Definitive evidence of clinical efficacy in a Phase 3 trial is best shown by a beneficial impact on a clinically meaningful endpoint-that is, an endpoint that directly measures how a patient feels (symptoms), functions (the ability to perform activities in daily life), or survives. In idiopathic pulmonary fibrosis (IPF), we believe the endpoints that best meet these criteria are all-cause mortality and all-cause nonelective hospitalization. There are no validated measures of symptoms or broader constructs such as health status or functional status in IPF. A surrogate endpoint is defined as an indirect measure that is intended to substitute for a clinically meaningful endpoint.
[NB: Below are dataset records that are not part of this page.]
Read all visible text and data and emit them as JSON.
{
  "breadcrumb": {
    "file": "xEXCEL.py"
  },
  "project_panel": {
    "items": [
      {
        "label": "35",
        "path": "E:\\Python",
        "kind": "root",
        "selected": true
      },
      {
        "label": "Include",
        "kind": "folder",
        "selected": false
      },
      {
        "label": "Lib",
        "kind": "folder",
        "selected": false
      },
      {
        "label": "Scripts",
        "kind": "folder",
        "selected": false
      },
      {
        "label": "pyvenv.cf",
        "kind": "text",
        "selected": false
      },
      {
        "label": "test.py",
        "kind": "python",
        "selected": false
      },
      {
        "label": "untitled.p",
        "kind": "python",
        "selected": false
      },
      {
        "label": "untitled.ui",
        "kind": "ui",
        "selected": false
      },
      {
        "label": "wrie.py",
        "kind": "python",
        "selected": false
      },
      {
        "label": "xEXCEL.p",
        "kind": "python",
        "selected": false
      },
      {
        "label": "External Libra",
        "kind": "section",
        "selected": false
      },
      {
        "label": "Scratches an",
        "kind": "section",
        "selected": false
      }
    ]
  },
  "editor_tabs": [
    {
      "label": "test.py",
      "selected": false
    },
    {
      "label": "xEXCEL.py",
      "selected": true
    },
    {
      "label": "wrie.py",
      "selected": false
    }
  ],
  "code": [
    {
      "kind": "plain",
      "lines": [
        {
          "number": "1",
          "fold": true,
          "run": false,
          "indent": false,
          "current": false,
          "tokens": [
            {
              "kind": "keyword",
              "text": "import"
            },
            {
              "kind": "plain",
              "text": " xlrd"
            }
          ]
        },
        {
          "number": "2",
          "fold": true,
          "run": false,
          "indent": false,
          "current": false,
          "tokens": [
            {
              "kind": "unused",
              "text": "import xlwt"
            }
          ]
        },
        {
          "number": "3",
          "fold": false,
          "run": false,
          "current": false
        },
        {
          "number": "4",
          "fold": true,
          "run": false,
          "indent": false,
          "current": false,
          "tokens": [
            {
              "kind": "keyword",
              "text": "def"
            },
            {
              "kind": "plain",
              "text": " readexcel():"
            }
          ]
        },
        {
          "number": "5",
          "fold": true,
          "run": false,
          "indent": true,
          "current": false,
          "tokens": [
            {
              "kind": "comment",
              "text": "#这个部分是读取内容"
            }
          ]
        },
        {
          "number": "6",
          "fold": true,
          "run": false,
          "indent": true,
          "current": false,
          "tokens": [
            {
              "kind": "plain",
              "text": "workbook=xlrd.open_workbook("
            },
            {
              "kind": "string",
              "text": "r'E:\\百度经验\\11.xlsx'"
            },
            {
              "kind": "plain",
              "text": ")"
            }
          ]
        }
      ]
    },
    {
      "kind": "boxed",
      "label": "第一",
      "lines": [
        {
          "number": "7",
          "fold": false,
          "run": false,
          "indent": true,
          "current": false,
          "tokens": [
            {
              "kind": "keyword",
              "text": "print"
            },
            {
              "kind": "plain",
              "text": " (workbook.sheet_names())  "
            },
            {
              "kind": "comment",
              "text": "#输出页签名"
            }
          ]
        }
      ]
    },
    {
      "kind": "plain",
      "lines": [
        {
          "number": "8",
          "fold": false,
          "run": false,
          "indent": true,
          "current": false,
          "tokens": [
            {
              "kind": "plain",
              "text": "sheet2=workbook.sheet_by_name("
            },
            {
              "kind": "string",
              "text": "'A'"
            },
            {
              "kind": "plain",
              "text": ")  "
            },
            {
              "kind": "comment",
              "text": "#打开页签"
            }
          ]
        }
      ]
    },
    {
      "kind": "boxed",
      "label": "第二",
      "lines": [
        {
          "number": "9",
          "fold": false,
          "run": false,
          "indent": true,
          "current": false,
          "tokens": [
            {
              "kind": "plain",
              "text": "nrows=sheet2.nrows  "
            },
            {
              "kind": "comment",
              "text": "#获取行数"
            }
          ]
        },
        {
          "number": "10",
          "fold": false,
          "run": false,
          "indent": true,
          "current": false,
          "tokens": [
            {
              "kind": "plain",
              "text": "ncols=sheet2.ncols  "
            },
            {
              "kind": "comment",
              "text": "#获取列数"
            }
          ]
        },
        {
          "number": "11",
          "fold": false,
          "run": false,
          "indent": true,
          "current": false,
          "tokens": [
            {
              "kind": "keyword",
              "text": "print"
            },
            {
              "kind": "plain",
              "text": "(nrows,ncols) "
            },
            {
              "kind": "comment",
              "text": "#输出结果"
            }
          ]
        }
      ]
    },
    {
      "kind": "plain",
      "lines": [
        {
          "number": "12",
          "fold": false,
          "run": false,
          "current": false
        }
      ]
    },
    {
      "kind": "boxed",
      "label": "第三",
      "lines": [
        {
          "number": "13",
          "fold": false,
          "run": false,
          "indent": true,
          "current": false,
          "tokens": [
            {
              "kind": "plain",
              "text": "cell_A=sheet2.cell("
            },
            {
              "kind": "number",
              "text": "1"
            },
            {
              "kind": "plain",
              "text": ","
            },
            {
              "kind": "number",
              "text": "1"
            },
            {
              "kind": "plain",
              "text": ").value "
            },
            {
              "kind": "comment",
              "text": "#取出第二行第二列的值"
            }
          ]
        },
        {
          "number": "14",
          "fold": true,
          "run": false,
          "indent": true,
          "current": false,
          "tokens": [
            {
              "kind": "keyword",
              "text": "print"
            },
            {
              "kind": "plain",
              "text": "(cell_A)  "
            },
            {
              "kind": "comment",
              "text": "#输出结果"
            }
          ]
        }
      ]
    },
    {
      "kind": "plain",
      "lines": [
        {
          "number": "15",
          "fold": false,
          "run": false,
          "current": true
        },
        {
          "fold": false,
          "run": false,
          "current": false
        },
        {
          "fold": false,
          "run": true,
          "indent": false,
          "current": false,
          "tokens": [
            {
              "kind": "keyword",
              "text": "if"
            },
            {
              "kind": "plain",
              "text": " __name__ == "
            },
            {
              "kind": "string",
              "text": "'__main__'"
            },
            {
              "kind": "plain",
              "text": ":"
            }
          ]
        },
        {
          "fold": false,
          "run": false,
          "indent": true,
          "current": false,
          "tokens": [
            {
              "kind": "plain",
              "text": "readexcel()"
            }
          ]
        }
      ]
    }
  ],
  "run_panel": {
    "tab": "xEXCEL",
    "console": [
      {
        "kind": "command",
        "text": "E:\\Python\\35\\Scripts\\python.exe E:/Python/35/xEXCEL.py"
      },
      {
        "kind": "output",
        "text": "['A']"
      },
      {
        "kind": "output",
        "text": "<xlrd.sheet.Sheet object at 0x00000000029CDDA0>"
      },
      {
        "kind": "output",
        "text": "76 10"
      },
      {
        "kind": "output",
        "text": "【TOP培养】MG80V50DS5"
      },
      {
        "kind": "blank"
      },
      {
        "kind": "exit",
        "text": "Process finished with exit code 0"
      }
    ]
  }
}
Surrogate endpoints can be appropriate outcome measures if validated. However, validation requires substantial evidence that the effect of an intervention on a clinically meaningful endpoint is reliably predicted by the effect of an intervention on the surrogate endpoint. For patients with IPF, there are currently no validated surrogate endpoints.

Figure 1.

(A) A candidate surrogate endpoint is in the pathway through which the disease causally induces risk of the clinically meaningful endpoint, and the intervention's (lightning bolt) effect is on that pathway. (B) An intervention’s effect on candidate surrogate endpoints can provide inaccurate predictions of its effect on clinically meaningful endpoints for several reasons. First, the candidate surrogate may not be directly involved in a causal pathway of the disease. Second, the surrogate may be in a causal pathway of the disease, but there may be other causal pathways of the disease that it does not capture (i.e., there are multiple causal pathways of disease). Third, the surrogate is in the causal pathway of the disease, but there are off-target effects of the intervention. Based on a presentation of data in Reference 20.